Speedrunning research in 1hr with undergrads (0 research experience)

(orchestra-research.com)

2 points | by amberjcjj 3 hours ago

1 comments

  • amberjcjj 3 hours ago
    During my PhD, I’ve mentored a bunch of undergrads — some later went to CMU, UIUC, Cornell, UW etc. But honestly, most of them only ever touched one small part of the research lifecycle. They never got the full end-to-end experience of actually doing research.

    Lately I am increasingly convinced that, with AI’s help, a motivated undergrad can actually do a mini research project all on their own.

    So I found this undergrad from the same program i was in — literally 0 research experience. I told him: “Pick any topic you’re genuinely curious about. Let’s speedrun a workshop paper.”

    He said: “I wanna build an AI that generates the best cheat sheets for exams.” And in my head I was like… “Bro that’s not research, that’s just an app.” But fine... interest matters. Maybe there’s something fun in it.

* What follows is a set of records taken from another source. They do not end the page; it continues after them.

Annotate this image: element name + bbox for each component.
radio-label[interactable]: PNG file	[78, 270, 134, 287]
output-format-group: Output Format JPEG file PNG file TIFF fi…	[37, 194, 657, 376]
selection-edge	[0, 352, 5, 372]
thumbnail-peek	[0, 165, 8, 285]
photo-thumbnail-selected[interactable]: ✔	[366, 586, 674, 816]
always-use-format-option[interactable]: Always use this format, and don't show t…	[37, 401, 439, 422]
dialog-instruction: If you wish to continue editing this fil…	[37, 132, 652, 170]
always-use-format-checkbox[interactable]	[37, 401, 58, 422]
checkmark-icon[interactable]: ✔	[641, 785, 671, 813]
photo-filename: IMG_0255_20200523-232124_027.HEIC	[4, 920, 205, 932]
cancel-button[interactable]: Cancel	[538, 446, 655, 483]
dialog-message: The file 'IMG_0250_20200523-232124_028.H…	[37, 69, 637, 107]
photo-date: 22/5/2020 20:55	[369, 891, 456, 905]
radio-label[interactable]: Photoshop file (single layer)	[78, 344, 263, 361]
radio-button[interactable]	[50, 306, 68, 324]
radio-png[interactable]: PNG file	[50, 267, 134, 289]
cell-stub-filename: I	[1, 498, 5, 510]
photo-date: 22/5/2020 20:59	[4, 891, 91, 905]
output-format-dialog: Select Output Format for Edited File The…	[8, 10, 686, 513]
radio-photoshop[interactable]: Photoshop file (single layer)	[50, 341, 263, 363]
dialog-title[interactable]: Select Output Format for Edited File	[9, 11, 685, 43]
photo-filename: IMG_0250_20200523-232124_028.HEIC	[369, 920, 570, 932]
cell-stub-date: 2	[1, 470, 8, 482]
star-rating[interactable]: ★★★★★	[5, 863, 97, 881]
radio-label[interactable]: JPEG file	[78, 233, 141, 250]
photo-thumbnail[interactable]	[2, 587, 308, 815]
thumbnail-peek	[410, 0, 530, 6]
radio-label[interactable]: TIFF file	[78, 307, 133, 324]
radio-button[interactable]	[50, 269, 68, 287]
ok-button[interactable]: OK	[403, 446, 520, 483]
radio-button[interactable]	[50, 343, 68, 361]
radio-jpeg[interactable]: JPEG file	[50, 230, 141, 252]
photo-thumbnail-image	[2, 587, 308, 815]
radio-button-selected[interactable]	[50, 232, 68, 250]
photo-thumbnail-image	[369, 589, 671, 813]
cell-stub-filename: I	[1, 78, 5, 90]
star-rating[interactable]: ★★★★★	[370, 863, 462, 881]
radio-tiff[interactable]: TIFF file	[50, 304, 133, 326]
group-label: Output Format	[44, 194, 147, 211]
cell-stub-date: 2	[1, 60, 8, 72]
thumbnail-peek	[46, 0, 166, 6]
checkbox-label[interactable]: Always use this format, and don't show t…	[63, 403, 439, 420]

    We started using our own AI-native research platform to brainstorm and review papers. I didn’t guide him much — I just watched how he interacted with the platform. At first, the AI kept spitting out these “fancy but useless” ideas. I was like 'Ok fine, next one please...' HOWEVER, after a second thought… I realized I was toooo stubborned like a old professor

    That “boring” cheat sheet idea actually involved:

    - limited pages → limited resources - knowledge format optimization → information density - picking which topics to include → importance, difficulty, frequency, score weight - objective → maximizing exam score

    And the AI also pointed out: “this is a Knapsack Problem.” We even got the AI to run a quick experiment to validate the approach. Whole thing took maybe an hour.

    I know it’s not any big breakthrough, but for a student’s first-ever project, it’s really cool

    I was educated by AI again this time: Science often starts from simple curiosity — not from grand theories. The best research happens when you try to solve real problems and accidentally uncover general principles along the way.